Patients will receive periodic 0.5 ml/kg infusions of WF10 from days 1-5 (week 1) and days 8-12 (week 2). After screening evaluations are completed (about 14 days), eligible patients will attend pre-study visit in week 0 to acquire the baseline data.

Screening criteria include the following: male or female patients greater than 18 years of age; histologically confirmed follicular lymphoma; mesurable disease defined as having lymph nodes > 1 cm in diameter as measured by CT; adequate renal function documented by a serum creatinine < 2 times in institution's ULN; adequate liver function documented by a serum billrubin less than or equal to 1.5 mg/dl and SGOT (AST) or SGPT (ALT) < 5 times the institutional upper limit of normal; written informed consent to participate in this study and a willingness to comply with all procedures and scheduled visits; hemoglobin > 9.0 g/dl for woman and > 10.0 g/dl for men; platelet count > and absoute neutrophil count > 750/mm2.

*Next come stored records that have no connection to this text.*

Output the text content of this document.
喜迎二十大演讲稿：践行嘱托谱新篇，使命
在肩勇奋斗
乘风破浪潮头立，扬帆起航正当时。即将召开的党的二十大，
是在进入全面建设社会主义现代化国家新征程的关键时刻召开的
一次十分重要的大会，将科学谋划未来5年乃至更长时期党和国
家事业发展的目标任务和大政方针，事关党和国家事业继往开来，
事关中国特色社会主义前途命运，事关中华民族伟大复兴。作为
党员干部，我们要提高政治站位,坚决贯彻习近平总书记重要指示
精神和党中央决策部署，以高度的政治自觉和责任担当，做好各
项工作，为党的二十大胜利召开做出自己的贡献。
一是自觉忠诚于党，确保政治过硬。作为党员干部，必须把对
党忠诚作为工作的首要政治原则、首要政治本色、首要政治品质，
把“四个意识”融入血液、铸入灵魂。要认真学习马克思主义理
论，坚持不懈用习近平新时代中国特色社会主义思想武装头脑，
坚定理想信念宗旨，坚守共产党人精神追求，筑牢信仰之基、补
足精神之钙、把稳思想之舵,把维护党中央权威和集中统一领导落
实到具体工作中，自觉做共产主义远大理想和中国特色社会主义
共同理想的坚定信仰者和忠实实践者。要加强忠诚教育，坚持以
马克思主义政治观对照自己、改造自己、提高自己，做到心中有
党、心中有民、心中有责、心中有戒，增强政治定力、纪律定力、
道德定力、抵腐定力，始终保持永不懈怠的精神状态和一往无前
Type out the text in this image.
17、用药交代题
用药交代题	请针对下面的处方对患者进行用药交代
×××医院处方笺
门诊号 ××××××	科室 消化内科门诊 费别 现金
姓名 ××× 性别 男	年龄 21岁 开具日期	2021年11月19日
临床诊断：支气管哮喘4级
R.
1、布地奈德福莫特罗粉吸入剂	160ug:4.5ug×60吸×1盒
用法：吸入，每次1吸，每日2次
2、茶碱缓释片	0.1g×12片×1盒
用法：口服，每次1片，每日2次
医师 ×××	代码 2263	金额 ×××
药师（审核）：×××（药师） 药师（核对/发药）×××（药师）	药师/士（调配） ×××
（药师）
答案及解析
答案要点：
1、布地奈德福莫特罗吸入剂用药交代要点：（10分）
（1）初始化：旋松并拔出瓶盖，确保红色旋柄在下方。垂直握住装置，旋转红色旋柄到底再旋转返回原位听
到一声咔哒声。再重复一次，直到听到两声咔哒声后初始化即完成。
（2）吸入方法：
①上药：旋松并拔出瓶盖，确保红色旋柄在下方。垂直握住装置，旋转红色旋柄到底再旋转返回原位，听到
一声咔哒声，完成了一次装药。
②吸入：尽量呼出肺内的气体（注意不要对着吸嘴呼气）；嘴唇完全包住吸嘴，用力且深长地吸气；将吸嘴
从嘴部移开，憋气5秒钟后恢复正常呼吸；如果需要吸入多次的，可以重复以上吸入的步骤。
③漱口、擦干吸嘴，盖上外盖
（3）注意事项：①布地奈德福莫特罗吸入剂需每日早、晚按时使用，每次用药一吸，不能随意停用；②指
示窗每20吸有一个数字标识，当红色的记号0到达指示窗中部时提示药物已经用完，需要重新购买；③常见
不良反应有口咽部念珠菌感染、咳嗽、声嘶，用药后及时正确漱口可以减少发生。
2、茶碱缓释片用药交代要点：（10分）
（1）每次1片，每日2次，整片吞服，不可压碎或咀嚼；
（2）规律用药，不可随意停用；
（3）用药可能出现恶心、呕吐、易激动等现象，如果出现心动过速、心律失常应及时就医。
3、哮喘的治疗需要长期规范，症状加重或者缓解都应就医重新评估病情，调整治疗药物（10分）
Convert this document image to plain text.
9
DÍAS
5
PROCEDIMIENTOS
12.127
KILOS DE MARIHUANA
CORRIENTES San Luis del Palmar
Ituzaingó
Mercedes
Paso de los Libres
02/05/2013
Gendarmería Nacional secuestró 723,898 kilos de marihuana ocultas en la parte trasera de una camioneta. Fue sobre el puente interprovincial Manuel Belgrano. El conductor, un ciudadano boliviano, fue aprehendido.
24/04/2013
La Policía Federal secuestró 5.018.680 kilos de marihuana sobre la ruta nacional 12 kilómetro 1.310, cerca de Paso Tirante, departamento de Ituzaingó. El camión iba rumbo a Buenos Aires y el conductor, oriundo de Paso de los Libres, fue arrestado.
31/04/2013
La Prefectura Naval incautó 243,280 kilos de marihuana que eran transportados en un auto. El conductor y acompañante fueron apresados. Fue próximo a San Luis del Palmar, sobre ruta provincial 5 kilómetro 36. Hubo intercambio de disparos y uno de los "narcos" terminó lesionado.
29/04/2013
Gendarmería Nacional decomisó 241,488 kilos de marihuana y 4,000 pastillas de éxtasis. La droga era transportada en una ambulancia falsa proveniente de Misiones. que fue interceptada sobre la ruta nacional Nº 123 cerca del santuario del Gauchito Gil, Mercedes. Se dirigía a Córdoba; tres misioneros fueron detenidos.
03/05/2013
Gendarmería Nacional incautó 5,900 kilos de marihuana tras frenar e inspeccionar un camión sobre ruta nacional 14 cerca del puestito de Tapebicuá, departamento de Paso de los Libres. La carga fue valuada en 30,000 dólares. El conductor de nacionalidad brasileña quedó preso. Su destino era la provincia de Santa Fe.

WF10 will be applied at a dose of 0.5 mi per kg of body weight diluted into 250 to 500 ml normal saline administered by intravenous infusion of 1 hour duration. CT measurements will be taken to determine tumor size at week 0, on day 15, day 30 and day 45. Follow-up period will last for a duration of 3 months with final CT measurements on day 90.

CT measurements will reveal that administration of WF10 results in a reduction of lymph node size. Patients also will exhibit an increase in CD3+/CD8+/CD28-, an increase in CD14+/DR+ and an increase in CD40 T cell subsets.

While the invention has been described in detail with reference to the examples and particularly preferred embodiments, those skilled in the art will appreciate that various modifications can be made to the invention without departing from the spirit and scope thereof. All documents referred to above are incorporated by reference. In particular, the PCT patent application WO 99/17787 is incorporated by reference in its entirety herein.